Aslında bilhassa diyet konusunda kahvaltıya verilen değer sadece bize mahsus değil. Yabancı topluluklarda da “Kahvaltıyı hükümdarlar üzere, öğlen yemeğini prensler üzere, akşam yemeğini yoksullar üzere ye” benzeri tabirler var. Cell Metabolism isimli mecmuada yayımlanan bir makaleye nazaran ise durum pek de o denli değil lakin kahvaltı yeniden de değerli.
Kahvaltının tesiri yok üzere gözükse de var
Araştırmanın başında yer alan Aberdeen Üniversitesi Rowlett Enstitüsü’nden Profesör Alexandra Johnstone, yaptığı çalışmada kahvaltı, iştah ve kilo verme ortasındaki bağlantıyı ele aldı. Her biri obez kategorisinde olan 16 erkek ve 14 kadınla yapılan çalışmada, bu bireylerin tıpkı ölçüde kalori alacakları bir diyet programı uygulandı. Bu diyetlerin tamamında %30 protein, %35 karbonhidrat ve %35 de yağ bulunuyordu. Ayrıyeten günlük alınan kalori miktarları ortasında da hiçbir fark olmamasına dikkat edildi. Ortadaki tek fark, en büyük öğünün hangisi olduğuydu.
Rastgele olarak farklı kümelere ayrılan iştirakçilerin diyeti, 4 hafta sonra bir öteki kümenin diyeti ile değiştirildi. Bu esnada da iştirakçilerin bedenlerinde oluşan değişiklikler incelendi. Buna nazaran iki küme da çabucak hemen tıpkı oranda kilo verdi. İş iştah kontrolü, glisemik denetim ve vücut haline geldiğinde ise durum farklılık göstermeye başladı. Kahvaltıyı sıkı bir biçimde yapanlar, gün boyunca kendilerini daha tok hissettiklerini beyan etti.
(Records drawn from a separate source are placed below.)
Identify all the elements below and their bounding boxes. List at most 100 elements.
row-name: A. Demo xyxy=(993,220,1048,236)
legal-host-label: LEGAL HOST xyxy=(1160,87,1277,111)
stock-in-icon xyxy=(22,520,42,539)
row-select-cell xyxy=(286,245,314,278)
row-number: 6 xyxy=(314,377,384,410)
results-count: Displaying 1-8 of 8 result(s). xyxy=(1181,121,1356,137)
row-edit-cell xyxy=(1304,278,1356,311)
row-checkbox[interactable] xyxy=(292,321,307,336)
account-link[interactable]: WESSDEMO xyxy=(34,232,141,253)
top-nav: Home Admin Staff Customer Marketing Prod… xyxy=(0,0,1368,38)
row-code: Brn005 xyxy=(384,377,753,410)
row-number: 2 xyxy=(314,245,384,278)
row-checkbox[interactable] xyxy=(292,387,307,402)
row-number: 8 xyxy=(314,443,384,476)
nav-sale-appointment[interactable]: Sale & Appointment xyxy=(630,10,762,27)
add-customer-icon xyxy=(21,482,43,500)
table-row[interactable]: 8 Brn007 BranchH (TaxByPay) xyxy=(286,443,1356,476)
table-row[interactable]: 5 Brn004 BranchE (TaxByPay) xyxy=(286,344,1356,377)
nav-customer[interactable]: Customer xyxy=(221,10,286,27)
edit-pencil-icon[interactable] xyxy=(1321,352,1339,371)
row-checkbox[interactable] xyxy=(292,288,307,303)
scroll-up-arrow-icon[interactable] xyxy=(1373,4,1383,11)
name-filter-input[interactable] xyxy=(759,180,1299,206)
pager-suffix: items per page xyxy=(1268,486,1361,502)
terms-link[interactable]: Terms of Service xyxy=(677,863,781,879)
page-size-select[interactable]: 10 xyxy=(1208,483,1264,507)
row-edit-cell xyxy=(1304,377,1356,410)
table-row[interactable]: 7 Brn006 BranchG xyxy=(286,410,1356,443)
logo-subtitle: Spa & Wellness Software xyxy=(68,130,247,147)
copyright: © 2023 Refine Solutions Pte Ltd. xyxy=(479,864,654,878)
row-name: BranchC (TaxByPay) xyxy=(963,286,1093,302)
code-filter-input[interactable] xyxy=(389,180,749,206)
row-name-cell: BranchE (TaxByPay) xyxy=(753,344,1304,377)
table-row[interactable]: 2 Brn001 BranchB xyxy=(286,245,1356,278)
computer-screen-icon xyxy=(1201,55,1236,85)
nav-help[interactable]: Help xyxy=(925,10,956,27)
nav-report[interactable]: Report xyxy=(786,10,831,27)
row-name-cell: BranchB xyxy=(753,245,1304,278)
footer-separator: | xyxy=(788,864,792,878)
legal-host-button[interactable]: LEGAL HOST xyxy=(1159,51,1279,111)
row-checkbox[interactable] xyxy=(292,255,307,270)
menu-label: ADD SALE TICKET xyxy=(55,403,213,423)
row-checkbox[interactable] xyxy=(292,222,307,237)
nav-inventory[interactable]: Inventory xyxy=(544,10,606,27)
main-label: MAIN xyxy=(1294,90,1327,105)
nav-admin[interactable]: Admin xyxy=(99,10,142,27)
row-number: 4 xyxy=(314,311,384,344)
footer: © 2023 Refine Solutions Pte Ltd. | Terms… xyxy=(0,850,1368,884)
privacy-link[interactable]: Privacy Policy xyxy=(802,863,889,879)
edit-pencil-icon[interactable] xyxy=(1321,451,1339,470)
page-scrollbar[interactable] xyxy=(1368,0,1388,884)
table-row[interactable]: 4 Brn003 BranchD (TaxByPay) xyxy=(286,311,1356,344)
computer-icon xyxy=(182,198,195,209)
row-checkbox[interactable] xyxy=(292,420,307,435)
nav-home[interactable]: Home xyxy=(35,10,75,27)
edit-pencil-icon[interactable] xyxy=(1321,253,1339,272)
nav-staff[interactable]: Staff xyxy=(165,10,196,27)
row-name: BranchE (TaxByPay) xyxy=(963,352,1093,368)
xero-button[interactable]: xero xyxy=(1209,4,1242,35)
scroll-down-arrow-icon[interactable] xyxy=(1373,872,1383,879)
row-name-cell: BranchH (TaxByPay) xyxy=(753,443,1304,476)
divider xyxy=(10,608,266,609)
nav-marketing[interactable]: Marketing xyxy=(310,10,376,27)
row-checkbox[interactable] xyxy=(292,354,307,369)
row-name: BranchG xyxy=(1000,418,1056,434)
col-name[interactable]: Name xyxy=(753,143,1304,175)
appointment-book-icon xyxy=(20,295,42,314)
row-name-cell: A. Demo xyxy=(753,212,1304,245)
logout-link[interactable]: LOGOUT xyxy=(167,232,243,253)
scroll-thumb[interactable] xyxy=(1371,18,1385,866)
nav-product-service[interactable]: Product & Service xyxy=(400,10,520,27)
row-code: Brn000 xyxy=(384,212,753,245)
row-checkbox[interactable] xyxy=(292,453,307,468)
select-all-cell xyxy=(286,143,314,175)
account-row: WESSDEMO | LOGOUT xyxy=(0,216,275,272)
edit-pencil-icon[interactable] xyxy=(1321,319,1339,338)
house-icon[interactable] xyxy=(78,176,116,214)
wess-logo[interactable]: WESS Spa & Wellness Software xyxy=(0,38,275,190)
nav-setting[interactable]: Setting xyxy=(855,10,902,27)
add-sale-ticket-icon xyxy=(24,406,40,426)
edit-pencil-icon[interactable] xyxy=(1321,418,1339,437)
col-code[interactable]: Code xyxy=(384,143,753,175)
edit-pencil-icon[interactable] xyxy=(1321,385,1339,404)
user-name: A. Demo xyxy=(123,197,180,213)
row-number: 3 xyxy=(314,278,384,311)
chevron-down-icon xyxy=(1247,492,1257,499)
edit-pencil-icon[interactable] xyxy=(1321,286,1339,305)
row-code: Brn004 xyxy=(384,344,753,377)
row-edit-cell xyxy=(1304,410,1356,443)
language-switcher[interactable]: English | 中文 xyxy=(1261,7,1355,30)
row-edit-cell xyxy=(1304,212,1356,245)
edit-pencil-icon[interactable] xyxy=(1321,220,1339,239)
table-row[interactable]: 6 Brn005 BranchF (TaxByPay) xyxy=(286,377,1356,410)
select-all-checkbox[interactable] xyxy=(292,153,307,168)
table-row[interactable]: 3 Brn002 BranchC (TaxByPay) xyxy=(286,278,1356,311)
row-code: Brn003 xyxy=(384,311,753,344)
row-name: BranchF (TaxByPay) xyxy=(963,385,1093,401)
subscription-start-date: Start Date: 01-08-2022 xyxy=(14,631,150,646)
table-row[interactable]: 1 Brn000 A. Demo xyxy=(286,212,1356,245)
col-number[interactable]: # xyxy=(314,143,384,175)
Yani sıkı bir kahvaltı yapanlar gün uzunluğu sonraki yemeği beklemiyor, daha enerjik hissediyorlar.
Araştırmanın bir başka sonucuna nazaran ise sabah yeterli bir kahvaltı yapanlar ile akşam fazla yiyen kişilerin verdikleri kilo arasında neredeyse hiçbir fark yok. İki farklı biçimde beslenen kümelerin tüm üyeleri yaklaşık 3 kilo kaybetti. Lakin araştırma grubu, sabah kahvaltısının doyuruculuğuyla gerçek orantılı olarakı şahısların daha az açlık hissedebileceğini ve böylece daha kolay kilo verebileceğini belirtiyor. Araştırmacılar artık bu deneyi bir de aralıklı oruç yöntemini tercih eden şahıslarda de test etmeye hazırlanıyor. Bilim insanları ayrıyeten şahısların sahip olduğu günlük hayat döngüsünün de bu durum üzerinde tesirli olduğunu belirtiyor.